CRISP: Contact-Guided Real2Sim from Monocular Video with Planar Scene Primitives¶

Conference: ICLR 2026 arXiv: 2512.14696 Code: Available (project page) Area: 3D Vision / Real2Sim Keywords: Real2Sim, monocular video, planar scene primitives, human-scene interaction, RL humanoid control

TL;DR¶

This paper proposes CRISP, a method for recovering simulatable human motion and scene geometry from monocular video.
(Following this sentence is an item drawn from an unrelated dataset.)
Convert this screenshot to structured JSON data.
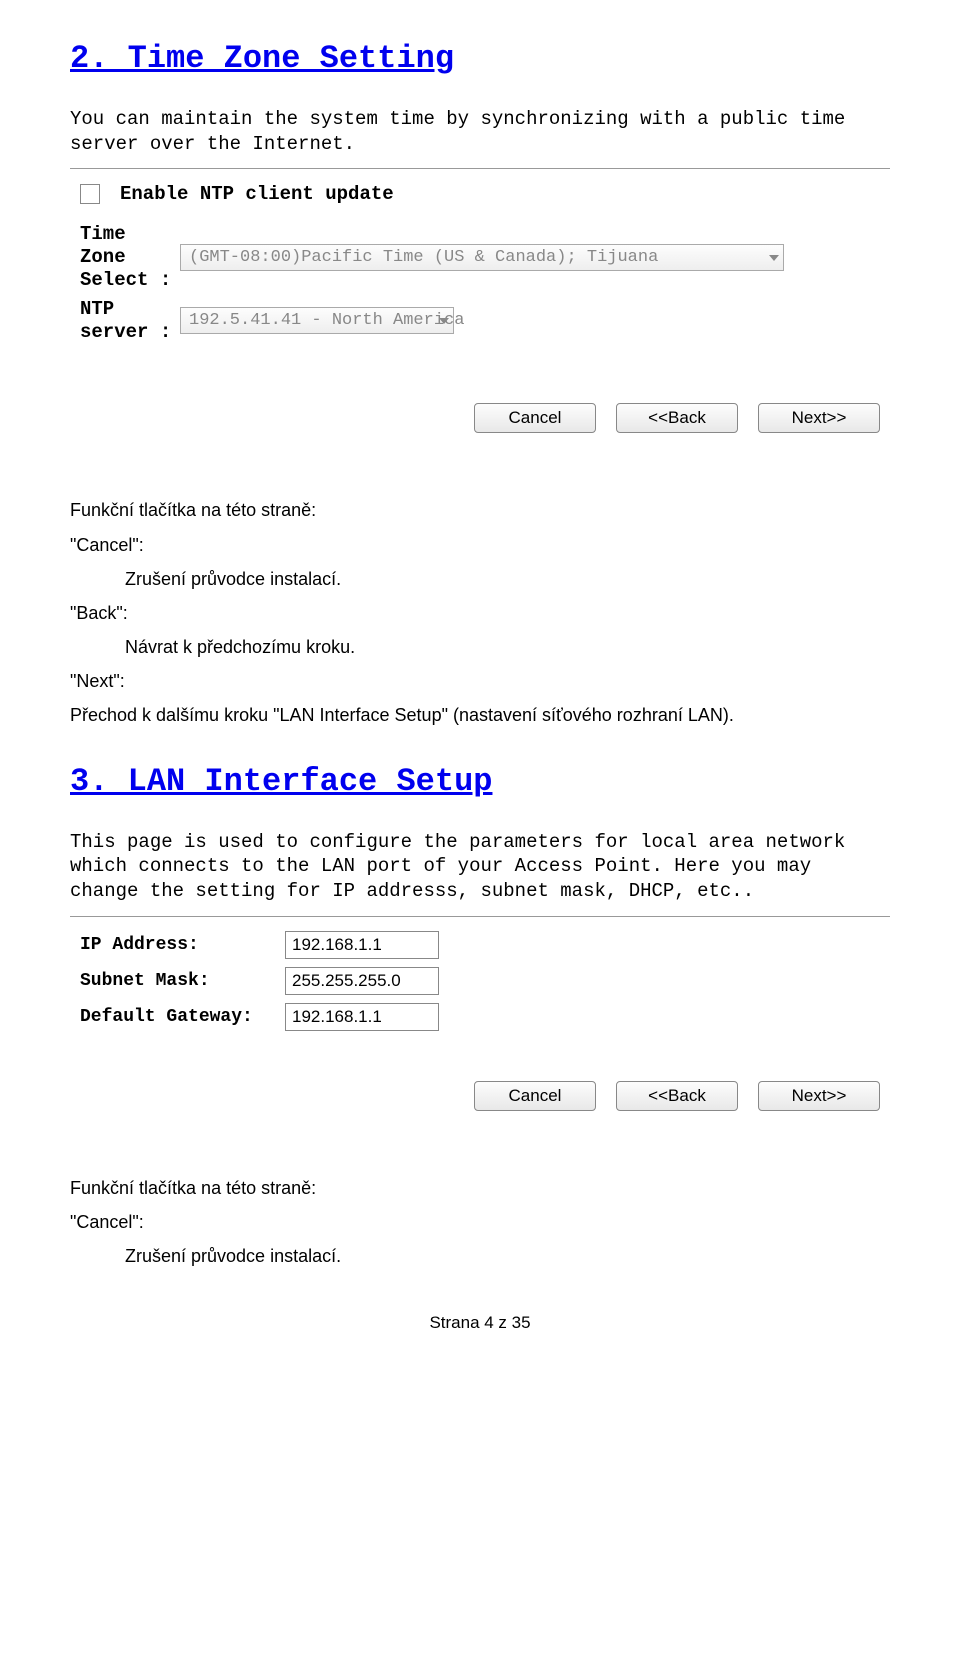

By fitting planar primitives to obtain clean, simulation-ready geometry and leveraging human-scene contact modeling to reconstruct occluded regions, CRISP reduces the motion tracking failure rate of a humanoid controller from 55.2% to 6.9%.

Background & Motivation¶

Real2Sim (converting real environments into simulation-ready representations) is a central problem in robotics and AR/VR. Recovering physically simulatable human motion and scene geometry from monocular video has significant value for robot policy training, motion retargeting, and virtual reality content creation.

Limitations of Prior Work:

Joint optimization methods with data-driven priors: These approaches rely on learned priors for joint human-scene reconstruction but operate with no physics in the loop, resulting in physically implausible outputs such as body-object interpenetration.

Direct geometric reconstruction methods: Although capable of recovering scene geometry, the results typically contain noise and artifacts. Such unclean geometry causes failures in scene interaction when fed into motion tracking policies — for example, an uneven chair surface can trigger abnormal physical collisions when a humanoid controller attempts to sit.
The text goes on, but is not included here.